I’ve begun listening to holiday music early this year. Advent, in so many ways, has taken on a new meaning this year. A longing for Christ to come—to make things right, to be “God with us” in a very tangible way—is palpable in my heart. As I was listening to the music in my office, the song “I Heard the Bells on Christmas Day” came on. This song based on an old poem by Henry Wadsworth Longfellow has captured my heart for many years, and this time I heard the refrain “And in despair I bowed my head.” The tears started streaming because I feel despair this year. Despair threatens to swallow me at seemingly every moment.
It’s been a hard year, which feels trite to say at this point because we all have collectively had a hard year.
It’s been a hard year, which feels trite to say at this point because we all have collectively had a hard year. For me personally, in addition to the ever-present hardness of a global pandemic, a divisive election season, the task of parenting small humans, and the work of pastoring a church, we also recently lost a beloved family member suddenly one Sunday morning. After receiving this tragic news, we found out that, just a few hours prior, another family member had suffered a stroke and was fighting for her life. “In despair I bowed my head. There is no peace on earth, I said.” I almost longed for the song to end there. Grief is a weird thing at times because, while you wish to be rid of it, you also long for it to be all-consuming—because how can the world continue to go on in the same way without this person? How can the sun continue to rise and set? How can we continue to go to work, eat meals, laugh, and play in a world that has forever been changed? And if the grief is gone, will that mean that this person has faded too?

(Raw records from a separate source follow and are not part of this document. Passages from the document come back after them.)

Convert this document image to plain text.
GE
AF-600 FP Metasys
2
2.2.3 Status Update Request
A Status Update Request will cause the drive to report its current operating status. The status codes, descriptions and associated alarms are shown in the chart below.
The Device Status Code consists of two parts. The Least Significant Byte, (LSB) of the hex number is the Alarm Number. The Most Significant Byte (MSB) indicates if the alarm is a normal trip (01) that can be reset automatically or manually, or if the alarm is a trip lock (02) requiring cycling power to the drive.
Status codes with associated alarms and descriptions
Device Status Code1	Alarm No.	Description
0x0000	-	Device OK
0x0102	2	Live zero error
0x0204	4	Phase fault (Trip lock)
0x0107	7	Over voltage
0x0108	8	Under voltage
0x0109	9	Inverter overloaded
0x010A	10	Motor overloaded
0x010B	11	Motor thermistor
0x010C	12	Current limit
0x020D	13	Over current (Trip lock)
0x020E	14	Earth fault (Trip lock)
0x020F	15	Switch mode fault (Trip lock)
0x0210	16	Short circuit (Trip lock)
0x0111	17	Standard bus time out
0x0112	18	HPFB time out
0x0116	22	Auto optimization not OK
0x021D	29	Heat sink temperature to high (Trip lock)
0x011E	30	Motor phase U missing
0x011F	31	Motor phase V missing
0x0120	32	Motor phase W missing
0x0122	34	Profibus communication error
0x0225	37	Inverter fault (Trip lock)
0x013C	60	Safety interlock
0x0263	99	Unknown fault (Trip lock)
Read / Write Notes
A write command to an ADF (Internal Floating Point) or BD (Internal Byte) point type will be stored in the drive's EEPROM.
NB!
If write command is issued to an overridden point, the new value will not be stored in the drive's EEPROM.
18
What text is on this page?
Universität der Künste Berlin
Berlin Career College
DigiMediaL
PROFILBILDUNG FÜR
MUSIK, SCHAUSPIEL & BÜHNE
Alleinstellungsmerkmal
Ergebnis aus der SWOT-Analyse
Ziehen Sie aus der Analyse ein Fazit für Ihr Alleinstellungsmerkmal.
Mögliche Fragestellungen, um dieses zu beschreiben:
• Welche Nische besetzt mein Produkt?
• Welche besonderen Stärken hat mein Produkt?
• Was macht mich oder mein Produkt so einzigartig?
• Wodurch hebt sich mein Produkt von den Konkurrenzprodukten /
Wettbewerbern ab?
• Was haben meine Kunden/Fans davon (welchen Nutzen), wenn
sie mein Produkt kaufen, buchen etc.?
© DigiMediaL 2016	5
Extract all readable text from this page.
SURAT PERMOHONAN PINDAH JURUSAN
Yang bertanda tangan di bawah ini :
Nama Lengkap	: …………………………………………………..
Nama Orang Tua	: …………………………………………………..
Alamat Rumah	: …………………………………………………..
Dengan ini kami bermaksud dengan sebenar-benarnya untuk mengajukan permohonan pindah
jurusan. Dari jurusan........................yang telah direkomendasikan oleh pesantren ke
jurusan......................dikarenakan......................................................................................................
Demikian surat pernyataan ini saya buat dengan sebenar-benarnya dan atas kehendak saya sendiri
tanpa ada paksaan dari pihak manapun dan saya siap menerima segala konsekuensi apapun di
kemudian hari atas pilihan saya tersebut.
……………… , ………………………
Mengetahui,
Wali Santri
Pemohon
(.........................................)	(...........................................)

But the song continued, much like the sun continues to rise. “Then pealed the bells, more loud and deep. God is not dead, nor doth he sleep. The wrong shall fail, the right prevail.” The last thing I heard our loved one say to us was a prayer request. He asked that we would continue to have hope, even in the midst of difficult days. It was almost prophetic—that we, God’s people, would remain hopeful in the midst of dark days. When it’s hard to be hopeful. When it doesn’t make sense. When you want to hang your head in despair and allow it to consume you. When you ask, “Where are you, God?”
That’s the ultimate message of Advent, that God is with us. In the midst of the all-consuming grief, in the midst of the pervasive despair, we do not walk alone. That would be enough too. It would be enough to know that we don’t grieve alone, that we don’t suffer alone, that we don’t face the darkness alone. Yet that’s not where God leaves us.
Christ didn’t come just to be God with us; Christ came to make things right. He came to bring down the powers and principalities of darkness. He came to raise up the poor and oppressed. He came to heal the sick. He came to raise the dead. He came not just to be present with us in the darkness, but he also came to destroy the darkness. He came not just to be present with us in our grief but also to conquer death, that we might have no reason to grieve again.
We look back during Advent, at Jesus’s birth, and what that meant that God is with us—but we also look ahead. We look ahead to Christ’s return, when all things will be made right; when the power of sin and death will be finally and totally conquered.
I despair, yet I have hope that the despair is not the end.
I despair, yet I have hope that the despair is not the end. The bells are ringing even now. “God is not dead, nor doth he sleep. The wrong shall fail, the right prevail.” Or, as the Revelator said, “And I heard a loud voice from the throne saying, ‘Look! God’s dwelling place is now among the people, and he will dwell with them. They will be his people, and God himself will be with them and be their God. “He will wipe every tear from their eyes. There will be no more death” or mourning or crying or pain, for the old order of things has passed away.’ He who was seated on the throne said, ‘I am making everything new’” (Revelation 21:3–5a).
We have hope as we look ahead, so we pray, “Come quickly Lord, that even this shall be made right.”